Any of you know of good shampoos and conditioners that are weightless and no build-up, and make your hair feel clean? Yesterday I was searching, and I saw Dove. Anyone use Dove's Beautiful Clean shampoo? Or any other suggestions? Cuz what I'm using now, L'Oreal's Clean Shampoo(which they don't have in stores anymore, since they have those new products. Which I've tried. I didn't like them.), so I need some new ones! Any help would be great. Thanks!

-Rachael

I love the new look of the forums by the way


----------



## speerrituall1 (Sep 1, 2006)

Originally Posted by *CandRach2* /img/forum/go_quote.gif Any of you know of good shampoos and conditioners that are weightless and no build-up, and make your hair feel clean? Yesterday I was searching, and I saw Dove. Anyone use Dove's Beautiful Clean shampoo? Or any other suggestions? Cuz what I'm using now, L'Oreal's Clean Shampoo(which they don't have in stores anymore, since they have those new products. Which I've tried. I didn't like them.), so I need some new ones! Any help would be great. Thanks! -Rachael

I love the new look of the forums by the way





Have you tried Suave Daily Clarifying Shampoo. It's gentle enough to be used daily, cost around $1.29 and coupons are always circulating for .50 off. You can purchase it at drugstores.


----------



## han (Sep 1, 2006)

for drug store brands try aussie i love there 3 minute miracle deep(not the reg 3 minute miracle) its not heavy and it makes hair sooo soft smells good too i also like there reg shampoo and conditioners too oh i cant ever find the 3 minute miracle deep any where but wal-mart or grocery stores its like $2:99 drug stores never has it


----------



## Saja (Sep 1, 2006)

I love dove.

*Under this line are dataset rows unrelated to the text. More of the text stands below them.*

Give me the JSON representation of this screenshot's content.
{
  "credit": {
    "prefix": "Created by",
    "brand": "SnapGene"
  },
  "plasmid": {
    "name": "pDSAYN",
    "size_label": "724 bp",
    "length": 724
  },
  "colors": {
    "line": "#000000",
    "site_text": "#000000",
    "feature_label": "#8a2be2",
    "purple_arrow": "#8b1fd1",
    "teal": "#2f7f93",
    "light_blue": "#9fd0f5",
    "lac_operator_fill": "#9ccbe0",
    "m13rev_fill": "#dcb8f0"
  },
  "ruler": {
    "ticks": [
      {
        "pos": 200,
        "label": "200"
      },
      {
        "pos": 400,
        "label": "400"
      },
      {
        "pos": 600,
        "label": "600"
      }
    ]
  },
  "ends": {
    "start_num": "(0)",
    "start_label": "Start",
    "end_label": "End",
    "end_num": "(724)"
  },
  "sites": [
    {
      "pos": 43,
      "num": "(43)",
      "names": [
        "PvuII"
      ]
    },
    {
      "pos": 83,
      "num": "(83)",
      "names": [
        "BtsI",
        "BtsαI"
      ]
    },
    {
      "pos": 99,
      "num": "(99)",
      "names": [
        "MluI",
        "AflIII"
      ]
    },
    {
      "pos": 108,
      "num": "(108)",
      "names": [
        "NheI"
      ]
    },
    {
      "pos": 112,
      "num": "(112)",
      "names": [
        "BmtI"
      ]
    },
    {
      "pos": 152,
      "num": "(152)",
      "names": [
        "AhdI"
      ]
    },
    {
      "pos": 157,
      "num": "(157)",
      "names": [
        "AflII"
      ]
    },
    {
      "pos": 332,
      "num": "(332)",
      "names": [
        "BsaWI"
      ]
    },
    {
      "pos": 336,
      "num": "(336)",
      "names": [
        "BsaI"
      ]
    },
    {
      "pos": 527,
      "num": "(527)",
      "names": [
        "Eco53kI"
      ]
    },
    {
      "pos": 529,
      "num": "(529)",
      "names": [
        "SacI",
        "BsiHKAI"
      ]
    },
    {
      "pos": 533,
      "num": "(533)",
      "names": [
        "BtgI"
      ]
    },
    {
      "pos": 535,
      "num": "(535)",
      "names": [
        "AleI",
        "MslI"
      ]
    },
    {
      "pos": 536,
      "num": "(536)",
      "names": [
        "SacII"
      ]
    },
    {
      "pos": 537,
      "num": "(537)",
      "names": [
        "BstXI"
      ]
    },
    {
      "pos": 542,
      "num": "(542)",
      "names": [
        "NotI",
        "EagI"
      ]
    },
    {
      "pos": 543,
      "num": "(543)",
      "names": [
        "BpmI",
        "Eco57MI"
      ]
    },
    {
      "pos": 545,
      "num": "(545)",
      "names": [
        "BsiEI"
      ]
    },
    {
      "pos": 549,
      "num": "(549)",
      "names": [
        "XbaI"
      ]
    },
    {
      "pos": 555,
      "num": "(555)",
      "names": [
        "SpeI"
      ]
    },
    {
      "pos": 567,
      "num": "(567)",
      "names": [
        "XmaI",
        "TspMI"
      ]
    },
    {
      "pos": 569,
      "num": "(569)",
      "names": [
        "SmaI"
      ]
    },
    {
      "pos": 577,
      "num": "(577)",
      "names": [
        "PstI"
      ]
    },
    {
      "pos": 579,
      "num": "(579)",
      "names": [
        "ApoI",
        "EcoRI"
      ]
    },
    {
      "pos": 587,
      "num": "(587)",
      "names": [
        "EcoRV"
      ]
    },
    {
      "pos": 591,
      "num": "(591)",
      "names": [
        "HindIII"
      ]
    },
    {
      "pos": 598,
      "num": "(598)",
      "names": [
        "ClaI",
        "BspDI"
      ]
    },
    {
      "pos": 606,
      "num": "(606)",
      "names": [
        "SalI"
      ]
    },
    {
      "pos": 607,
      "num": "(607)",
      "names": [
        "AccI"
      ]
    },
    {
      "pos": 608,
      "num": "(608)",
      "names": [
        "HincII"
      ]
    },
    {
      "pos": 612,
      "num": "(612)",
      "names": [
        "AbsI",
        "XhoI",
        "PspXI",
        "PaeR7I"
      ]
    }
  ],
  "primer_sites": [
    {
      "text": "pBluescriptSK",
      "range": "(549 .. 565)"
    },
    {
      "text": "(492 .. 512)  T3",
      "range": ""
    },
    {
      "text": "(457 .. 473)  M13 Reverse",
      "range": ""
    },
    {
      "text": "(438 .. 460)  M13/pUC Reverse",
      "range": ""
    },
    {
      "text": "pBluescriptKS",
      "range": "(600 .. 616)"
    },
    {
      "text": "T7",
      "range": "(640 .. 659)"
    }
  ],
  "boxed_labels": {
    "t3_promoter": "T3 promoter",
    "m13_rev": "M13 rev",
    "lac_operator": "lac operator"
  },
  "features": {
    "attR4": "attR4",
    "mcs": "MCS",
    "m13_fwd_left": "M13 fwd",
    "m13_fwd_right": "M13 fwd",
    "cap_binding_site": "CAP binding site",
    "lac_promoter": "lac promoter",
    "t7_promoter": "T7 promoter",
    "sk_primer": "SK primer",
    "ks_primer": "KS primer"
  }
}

They have really really helped my ubbbbber damaged hair.


----------



## dinokiss21 (Sep 3, 2006)

I use their advanced care shampoo, and I love the smell!! My hair is always soft and shiny!


----------



## CuTeLiCiOuS (Sep 3, 2006)

^ Where do u get that from? You seem to have pretty hair =)

Humm I say Mane and Tail Shampoo and COndtioner original fourmula never wear the hair down

Umm also infusium Hydrating COndtiong Balm gives volume and conditoning but does not weigh the hair down

I have yet to find a good shampoo that hydrates the hair well without weighing it down or taking the volume down


----------



## dinokiss21 (Sep 3, 2006)

Originally Posted by *CuTeLiCiOuS* /img/forum/go_quote.gif ^ Where do u get that from? You seem to have pretty hair =)
Humm I say Mane and Tail Shampoo and COndtioner original fourmula never wear the hair down

Umm also infusium Hydrating COndtiong Balm gives volume and conditoning but does not weigh the hair down

I have yet to find a good shampoo that hydrates the hair well without weighing it down or taking the volume down


I use DOVE, sorry I didn't leave the name of the shampoo to my previous post. I get it from any retail store/ supermarket. Do you condition your roots??? That makes hair limp!!! I never condition roots, just midway down my hair and tips!


----------